Are the \(R^2\) values from these estimates meaningful?

15.5 Forecasting

Now let’s use our time series data to forecast future stock prices. First, we should create a shortened version of the time series so we can compare our forecast to actual data:

df2.short    <- df2 %>% 
  dplyr::filter(date < as.Date("2018-10-01"))

df2.ts.short <- df2.short %>% 
  dplyr::select(goog,aapl) %>%
  zoo(order.by=df2.short$date)

15.5.1 Estimating simple AR models

We can use the Arima function to estimate basic AR(1) models on the differenced stock prices.

simple.goog <- Arima(df2.ts.short$goog,order=c(1,1,0))
simple.aapl <- Arima(df2.ts.short$aapl,order=c(1,1,0))

This is the same thing as estimating

\[ \Delta goog_t = \rho \Delta goog_{t-1} + u_t \]

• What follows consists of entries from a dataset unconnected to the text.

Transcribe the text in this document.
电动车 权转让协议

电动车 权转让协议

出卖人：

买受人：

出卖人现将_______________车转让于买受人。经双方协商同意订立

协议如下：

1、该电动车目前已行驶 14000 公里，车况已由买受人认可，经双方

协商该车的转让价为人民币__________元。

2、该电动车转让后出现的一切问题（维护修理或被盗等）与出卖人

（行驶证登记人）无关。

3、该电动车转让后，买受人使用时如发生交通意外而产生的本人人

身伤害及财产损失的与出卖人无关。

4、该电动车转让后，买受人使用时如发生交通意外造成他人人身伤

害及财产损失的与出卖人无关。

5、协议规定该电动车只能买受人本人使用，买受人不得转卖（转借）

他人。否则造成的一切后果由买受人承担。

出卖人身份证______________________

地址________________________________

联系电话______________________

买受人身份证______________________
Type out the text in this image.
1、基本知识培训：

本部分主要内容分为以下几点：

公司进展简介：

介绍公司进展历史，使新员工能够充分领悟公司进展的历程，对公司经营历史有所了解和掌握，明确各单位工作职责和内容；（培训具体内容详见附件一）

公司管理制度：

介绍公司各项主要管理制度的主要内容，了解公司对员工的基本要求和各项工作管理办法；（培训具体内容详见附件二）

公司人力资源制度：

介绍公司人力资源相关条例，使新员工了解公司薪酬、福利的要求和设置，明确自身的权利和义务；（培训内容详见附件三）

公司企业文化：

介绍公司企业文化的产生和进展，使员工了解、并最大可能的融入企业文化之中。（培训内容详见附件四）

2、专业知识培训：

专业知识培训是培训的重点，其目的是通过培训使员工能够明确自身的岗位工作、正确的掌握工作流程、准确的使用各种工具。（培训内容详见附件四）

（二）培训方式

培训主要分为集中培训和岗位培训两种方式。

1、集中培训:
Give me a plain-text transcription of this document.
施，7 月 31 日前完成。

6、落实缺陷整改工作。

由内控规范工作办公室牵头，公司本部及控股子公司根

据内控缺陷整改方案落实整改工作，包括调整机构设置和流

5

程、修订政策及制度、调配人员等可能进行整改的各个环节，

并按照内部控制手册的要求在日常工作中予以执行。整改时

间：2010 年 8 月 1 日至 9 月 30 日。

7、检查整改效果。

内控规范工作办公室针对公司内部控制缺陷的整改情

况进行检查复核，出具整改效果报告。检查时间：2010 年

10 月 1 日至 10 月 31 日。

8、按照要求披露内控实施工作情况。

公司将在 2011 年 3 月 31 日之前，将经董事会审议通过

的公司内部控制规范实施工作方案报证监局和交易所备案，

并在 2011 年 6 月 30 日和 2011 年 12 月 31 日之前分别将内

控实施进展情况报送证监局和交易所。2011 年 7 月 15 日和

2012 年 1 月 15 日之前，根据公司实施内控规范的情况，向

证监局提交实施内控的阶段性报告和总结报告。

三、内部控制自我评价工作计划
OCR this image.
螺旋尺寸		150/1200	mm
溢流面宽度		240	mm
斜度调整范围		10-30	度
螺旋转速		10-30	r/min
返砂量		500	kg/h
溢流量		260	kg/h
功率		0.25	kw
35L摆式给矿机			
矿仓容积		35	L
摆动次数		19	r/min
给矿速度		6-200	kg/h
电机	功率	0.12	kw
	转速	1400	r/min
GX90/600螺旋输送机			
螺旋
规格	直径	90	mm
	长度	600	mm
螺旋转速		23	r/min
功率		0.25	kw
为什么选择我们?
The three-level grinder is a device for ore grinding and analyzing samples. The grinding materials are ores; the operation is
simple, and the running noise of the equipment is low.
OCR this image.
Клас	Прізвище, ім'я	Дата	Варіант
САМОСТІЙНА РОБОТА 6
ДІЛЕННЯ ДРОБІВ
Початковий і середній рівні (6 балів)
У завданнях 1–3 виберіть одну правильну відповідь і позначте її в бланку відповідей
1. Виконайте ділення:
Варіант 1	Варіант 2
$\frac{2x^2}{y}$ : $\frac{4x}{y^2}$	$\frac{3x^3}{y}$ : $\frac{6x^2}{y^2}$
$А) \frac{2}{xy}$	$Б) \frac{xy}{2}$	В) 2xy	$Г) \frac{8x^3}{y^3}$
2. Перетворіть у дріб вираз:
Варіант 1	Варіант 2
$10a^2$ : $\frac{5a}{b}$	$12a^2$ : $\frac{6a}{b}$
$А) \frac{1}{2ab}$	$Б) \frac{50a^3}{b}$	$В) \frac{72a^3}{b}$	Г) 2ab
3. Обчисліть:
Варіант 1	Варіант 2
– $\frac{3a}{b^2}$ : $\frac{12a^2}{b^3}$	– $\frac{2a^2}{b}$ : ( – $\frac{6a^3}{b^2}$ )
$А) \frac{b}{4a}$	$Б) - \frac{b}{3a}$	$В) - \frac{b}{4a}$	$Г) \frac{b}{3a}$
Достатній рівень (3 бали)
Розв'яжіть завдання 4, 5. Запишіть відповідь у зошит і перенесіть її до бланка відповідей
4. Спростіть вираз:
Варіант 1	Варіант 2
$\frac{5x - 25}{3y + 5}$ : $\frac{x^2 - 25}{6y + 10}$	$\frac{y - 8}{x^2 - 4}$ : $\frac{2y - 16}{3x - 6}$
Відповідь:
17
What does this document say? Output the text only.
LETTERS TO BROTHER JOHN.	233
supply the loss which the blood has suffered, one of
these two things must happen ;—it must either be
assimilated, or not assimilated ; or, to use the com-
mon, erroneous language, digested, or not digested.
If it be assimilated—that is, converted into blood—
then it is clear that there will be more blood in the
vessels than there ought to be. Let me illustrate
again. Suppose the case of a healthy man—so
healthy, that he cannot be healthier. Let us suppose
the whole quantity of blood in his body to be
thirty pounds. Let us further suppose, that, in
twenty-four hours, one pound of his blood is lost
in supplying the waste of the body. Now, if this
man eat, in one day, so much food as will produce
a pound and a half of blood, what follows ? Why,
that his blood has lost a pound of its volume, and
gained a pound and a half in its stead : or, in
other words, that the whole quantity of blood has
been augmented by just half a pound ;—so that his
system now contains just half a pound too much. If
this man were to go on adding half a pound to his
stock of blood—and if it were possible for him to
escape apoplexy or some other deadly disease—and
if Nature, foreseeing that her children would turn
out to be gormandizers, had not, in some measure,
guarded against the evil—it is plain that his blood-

15.5.2 Estimating ARIMA models

We can also use the auto.arima function to allow the computer to choose the best ARIMA model:

auto.goog <- auto.arima(df2.ts.short$goog)
auto.aapl <- auto.arima(df2.ts.short$aapl)

15.5.3 Plotting forecasts

We can compare the 90-day-ahead forecasts of each model by looking at their plots:

autoplot(forecast(simple.goog, h=90))
autoplot(forecast(  auto.goog, h=90))

autoplot(forecast(simple.aapl, h=90))
autoplot(forecast(  auto.aapl, h=90))